Updated by kraih about 2 years ago
Quite interesting results in the logs. The data must have vanished between 11:00 and 15:00. With the cleanup feature disabled now only the incident reuse feature can delete update settings. And there was only one case today:
Oct 17 12:14:18 qam2 dashboard[26091]: [26091] [i] Cleaning up old jobs for incident 26179, rr_number change: 282072 -> 282453
Oct 17 12:14:18 qam2 dashboard[26091]: [26091] [i] Update settings cleaned up for incident 26179: 49611, 49593, 49495, 49703, 49471, 49479, 49492, 49689, 49708, 49853, 49712, 49706, 49806, 49489, 49488, 49630,
49582, 49613, 49698, 49815, 49756, 49800, 49744, 49602, 49587, 49646, 49502, 49486, 49757, 49581, 49583,
49580, 49817, 49812, 49604, 49588, 49485, 49854, 49645, 49754, 49704, 49612, 49422, 49600, 49594, 49743, 49524, 49821, 49589, 49476, 49595, 49537, 49522, 49523,
49831, 49824, 49692, 49813, 49820, 49427, 49591, 49536, 49825, 49707, 49851, 49482, 49597, 49690, 49713, 49532, 49490, 49710, 49585, 49818, 49810, 49474, 49424,
49809, 49752, 49701, 49501, 49481, 49816, 49642, 49814, 49525, 49426, 49421, 49702, 49801, 49478, 49472, 49586, 49477, 49832, 49491, 49521, 49751, 49811,
49695, 49822, 49740, 49592, 49469, 49644, 49855, 49590, 49850, 49470, 49802, 49601, 49535, 49694, 49711, 49709, 49531, 49741, 49714, 49631, 49584, 49803, 49723,
49635, 49697, 49520, 49693, 49691, 49596, 49641, 49473, 49425, 49699, 49634, 49603, 49715, 49534, 49487, 49805, 49696, 49480, 49833, 49633, 49599, 49742, 49598,
49722, 49705, 49721, 49494, 49605, 49755, 49799, 49503, 49852, 49745, 49493, 49804, 49647, 49700, 49632, 49579, 49483, 49475, 49823, 49807, 49808, 49484,
49819
So the only remaining explanation is that this incident reuse caused a cascading delete of update settings and their jobs that was large enough to clear the entire blocked list.
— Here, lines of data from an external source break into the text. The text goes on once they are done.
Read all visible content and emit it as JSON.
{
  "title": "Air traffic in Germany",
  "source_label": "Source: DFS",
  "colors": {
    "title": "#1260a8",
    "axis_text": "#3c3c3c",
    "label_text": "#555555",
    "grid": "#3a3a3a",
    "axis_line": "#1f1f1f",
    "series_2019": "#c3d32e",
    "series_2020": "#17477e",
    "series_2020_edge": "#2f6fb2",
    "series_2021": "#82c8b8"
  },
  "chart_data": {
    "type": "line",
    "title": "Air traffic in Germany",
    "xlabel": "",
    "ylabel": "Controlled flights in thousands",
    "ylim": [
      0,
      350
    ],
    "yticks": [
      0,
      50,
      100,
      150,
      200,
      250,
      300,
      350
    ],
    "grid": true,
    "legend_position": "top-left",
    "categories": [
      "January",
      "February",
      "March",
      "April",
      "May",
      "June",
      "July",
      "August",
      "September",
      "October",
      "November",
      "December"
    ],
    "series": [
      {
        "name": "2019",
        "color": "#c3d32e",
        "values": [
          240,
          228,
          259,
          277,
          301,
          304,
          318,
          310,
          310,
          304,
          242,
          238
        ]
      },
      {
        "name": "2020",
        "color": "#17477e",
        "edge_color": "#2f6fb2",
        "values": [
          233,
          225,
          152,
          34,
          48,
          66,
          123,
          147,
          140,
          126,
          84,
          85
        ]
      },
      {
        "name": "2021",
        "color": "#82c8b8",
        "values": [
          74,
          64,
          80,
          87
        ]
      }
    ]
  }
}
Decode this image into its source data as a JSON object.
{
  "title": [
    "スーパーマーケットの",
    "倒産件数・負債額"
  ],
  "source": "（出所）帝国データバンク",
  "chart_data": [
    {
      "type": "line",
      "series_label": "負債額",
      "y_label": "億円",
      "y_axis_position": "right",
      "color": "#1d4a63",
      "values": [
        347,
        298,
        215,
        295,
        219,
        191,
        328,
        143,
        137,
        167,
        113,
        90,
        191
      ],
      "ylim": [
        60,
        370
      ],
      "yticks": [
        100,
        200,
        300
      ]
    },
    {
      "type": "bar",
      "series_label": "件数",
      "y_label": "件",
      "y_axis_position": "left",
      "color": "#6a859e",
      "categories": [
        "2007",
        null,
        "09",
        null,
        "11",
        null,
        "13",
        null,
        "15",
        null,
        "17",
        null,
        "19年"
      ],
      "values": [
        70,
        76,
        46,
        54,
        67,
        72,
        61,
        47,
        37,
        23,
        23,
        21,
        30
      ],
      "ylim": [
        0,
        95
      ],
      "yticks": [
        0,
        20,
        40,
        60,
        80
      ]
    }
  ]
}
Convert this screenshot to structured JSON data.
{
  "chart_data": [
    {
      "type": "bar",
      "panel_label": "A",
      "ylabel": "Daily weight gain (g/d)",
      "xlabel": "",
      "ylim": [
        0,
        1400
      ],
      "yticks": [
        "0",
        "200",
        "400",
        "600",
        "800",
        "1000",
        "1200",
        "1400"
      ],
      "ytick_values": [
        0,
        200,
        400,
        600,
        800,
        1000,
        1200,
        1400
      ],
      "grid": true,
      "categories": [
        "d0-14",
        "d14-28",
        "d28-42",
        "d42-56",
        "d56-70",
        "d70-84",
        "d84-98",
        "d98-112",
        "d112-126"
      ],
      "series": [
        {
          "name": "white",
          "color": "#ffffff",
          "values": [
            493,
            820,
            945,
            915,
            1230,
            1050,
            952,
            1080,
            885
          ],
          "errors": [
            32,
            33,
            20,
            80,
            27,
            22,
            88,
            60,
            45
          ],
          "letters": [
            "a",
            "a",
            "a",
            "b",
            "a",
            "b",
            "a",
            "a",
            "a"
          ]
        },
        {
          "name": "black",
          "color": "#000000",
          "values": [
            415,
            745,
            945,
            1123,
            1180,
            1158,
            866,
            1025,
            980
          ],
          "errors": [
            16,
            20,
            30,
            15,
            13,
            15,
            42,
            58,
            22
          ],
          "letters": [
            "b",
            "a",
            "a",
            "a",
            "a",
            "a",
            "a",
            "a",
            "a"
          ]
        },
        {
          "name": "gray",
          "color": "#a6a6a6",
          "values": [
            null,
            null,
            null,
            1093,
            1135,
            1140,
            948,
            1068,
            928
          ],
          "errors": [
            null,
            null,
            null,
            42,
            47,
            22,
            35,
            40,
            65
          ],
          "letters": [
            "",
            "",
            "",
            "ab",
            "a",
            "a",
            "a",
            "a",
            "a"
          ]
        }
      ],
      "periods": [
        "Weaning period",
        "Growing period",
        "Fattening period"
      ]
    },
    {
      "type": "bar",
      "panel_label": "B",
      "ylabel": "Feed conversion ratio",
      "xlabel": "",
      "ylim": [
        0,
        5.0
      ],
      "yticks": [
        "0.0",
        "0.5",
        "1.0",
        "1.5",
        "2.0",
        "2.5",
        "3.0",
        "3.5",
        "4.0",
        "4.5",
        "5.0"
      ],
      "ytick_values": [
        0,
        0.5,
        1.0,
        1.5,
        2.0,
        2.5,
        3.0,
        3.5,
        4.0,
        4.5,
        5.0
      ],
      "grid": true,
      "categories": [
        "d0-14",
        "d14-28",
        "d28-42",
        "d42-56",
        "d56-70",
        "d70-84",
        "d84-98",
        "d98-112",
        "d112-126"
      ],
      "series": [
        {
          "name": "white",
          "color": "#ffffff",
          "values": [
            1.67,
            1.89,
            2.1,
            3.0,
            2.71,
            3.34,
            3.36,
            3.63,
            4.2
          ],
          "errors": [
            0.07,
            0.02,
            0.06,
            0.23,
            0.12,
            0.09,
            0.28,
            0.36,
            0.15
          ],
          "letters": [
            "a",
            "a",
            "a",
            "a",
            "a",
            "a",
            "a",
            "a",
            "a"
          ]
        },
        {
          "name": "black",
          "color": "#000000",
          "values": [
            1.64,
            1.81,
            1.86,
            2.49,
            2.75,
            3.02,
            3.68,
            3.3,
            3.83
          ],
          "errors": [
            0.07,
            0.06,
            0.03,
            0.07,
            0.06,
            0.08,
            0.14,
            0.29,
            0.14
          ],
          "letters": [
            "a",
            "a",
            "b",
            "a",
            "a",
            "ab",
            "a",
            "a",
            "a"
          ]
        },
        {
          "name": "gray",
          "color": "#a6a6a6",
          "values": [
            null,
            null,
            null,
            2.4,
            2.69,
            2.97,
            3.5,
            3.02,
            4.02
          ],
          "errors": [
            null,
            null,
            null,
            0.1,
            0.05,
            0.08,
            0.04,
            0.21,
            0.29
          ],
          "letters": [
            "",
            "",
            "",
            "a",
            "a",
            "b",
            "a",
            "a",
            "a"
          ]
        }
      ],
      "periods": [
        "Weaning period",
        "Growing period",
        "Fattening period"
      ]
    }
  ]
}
That is certainly unexpected, but opens up a new option for a possible fix. Instead of deleting all the associated data, we could also just sever the link the between incident number and update settings in the incident_in_update
table.
Updated by kraih about 2 years ago
I've deployed a new fix that only removes the link between incident number and update settings, but does not remove the settings/jobs anymore. https://github.com/openSUSE/qem-dashboard/commit/e6c1c8914458a3e92055d09be148bf65e70c8793
Updated by kraih about 2 years ago
Feedback from test reviewers has been good so far. I'm not going to call this resolved yet, since i don't want to jinx it again. :)
Updated by livdywan about 2 years ago
- Due date changed from 2022-10-21 to 2022-10-28
I guess we can wait til the end of the week
Updated by kraih about 2 years ago
cdywan wrote:
I guess we can wait til the end of the week
Or someone else than me sets it to resolved. ;)
Updated by kraih about 2 years ago
All data vanishing today was not related to this ticket, it was just a SMELT outage.
Updated by okurz about 2 years ago
- Due date deleted (
2022-10-28) - Status changed from Feedback to Resolved
As there is no easy way mentioned how to quickly check for incidents where we might miss aggregate tests I checked results on http://dashboard.qam.suse.de/blocked manually. I found multiple cases where there are aggregate tests but no incident tests. Then I found http://dashboard.qam.suse.de/incident/26632 for kubevirt but it was created just today so there are incident tests but the request is simply not included in any aggregate test build yet which would come tonight. Other examples are e.g. https://smelt.suse.de/incident/26576/ about "python-pylint" which has no tests linked at all. For those cases I have created https://gitlab.suse.de/tools/smelt/-/issues/924 but also reopened #99072 because there should be Leap related openQA tests but there aren't hence the approval is blocked. So in conclusion I did not find any further cases where there are incident tests but no aggregate tests hence resolving.